Would you ever sign to a major label if they were hands-off, there were no strings attached on the creative end, and you had the same autonomy you have now?
That’s like saying, “If a bicycle could fly, would I go buy a bicycle right now?” Yes. Yes. If the major labels did not behave like major labels I would sign up in a heartbeat. Or if I needed them, you know? If somebody came to me and said, “Here’s our plan for selling a half-a-million copies of your record,” and I read that plan and thought it looked like it would work, and it didn’t require me selling out in the ways that I consider selling out, if I could still make the records how I wanted and turn them in without any A&R [interference] and they could sell half-a-million of them and I believed them, hell yeah I’d sign with them in a heartbeat. I don’t have any kind of ethical problem with signing with a major label. If somebody comes up with a good way to do it, I’m all for it. But so far they haven’t, and until that happens I’ll be content with my $4 or $5 a copy, and keeping my masters, and choosing my own track lists and not giving a shit whether I’m a country artist or an Americana artist or a rock ‘n’ roll singer.

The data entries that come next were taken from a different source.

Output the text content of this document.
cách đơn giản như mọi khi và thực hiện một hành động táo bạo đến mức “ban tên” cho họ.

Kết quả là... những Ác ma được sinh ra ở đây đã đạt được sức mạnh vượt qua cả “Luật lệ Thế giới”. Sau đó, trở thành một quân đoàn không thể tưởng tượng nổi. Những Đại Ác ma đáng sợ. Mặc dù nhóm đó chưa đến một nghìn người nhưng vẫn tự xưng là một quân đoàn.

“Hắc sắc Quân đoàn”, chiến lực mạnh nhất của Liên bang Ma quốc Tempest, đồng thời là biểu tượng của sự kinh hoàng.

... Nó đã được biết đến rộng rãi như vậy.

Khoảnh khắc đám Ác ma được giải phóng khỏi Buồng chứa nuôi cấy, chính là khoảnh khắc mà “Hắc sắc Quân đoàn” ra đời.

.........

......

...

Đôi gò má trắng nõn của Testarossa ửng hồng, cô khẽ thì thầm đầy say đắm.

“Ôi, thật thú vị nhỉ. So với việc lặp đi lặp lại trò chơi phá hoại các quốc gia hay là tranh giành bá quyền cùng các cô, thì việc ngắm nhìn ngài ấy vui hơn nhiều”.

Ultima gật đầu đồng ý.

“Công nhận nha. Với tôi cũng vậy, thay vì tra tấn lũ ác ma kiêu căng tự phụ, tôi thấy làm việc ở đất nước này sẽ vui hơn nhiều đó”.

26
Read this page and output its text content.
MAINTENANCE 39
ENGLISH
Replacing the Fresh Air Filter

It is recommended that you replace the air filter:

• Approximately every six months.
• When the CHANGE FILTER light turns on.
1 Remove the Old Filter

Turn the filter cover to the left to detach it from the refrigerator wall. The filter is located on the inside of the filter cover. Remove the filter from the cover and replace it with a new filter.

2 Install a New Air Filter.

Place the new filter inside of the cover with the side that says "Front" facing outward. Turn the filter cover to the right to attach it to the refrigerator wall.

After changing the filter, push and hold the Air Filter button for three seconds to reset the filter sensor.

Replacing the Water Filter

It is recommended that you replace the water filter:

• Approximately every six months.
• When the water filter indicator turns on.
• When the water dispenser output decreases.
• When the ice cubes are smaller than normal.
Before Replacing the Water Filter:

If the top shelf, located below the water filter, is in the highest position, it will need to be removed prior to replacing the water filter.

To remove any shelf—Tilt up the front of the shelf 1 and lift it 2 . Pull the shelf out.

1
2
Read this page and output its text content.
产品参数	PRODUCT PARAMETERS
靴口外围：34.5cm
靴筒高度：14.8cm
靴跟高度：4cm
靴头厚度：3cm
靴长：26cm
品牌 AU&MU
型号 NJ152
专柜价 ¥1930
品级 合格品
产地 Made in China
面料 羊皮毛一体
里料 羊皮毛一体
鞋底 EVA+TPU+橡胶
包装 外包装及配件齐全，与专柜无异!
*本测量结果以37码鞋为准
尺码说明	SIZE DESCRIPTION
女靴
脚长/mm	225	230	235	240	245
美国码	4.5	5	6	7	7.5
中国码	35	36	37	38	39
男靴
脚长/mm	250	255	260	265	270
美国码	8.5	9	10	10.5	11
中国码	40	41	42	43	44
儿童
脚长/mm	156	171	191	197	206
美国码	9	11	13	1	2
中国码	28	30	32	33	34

Well, Americana has definitely claimed you as its own. So what is Americana? Is it a genre? Is it a sound? Is it an indie business model on the fringes of Music Row? Is it an advocacy group for artists who are in a broad sense connected to American roots music?
It’s punk, but it doesn’t sound like punk. It’s punk with different instruments and different songs. It’s people who are trying to do the right thing. When it’s at it’s best, it’s people trying to make music because they love music, and they’re not trying to swindle anybody, they’re not trying to get rich and famous immediately, they’re trying to make music that goes back to their roots, they’re trying to have some credibility, they’re trying to be authentic.
Now that it’s become a little bit more popular, there’s a lot of people hanging on the coattails and trying to be the next big Americana band, and they sound like shit, because they’re just ripping off people who are making honest music a year ago or two years ago.
There are definitely Americana tropes.
There are. And that’s always going to happen. It’s always going to be that way. Anytime a genre gets popular, there are going to be people who say, “Hey, I might be able to make some money makin’ this kind of music, and they start stompin’ and clappin’ and buy one of those stupid banjos that’s actually just a guitar that looks like a banjo with six strings on it." I hate those stupid things. But no, I am proud to affiliate with the Americana world because I feel like it’s doing, in a lot of ways, what punk rock was doing in ‘77 or ‘78. I think people are trying to say, “To hell with the system. To hell with what’s on the radio. To hell with what the big labels are doing. We’re going to try and make the music that we love because we love making music.”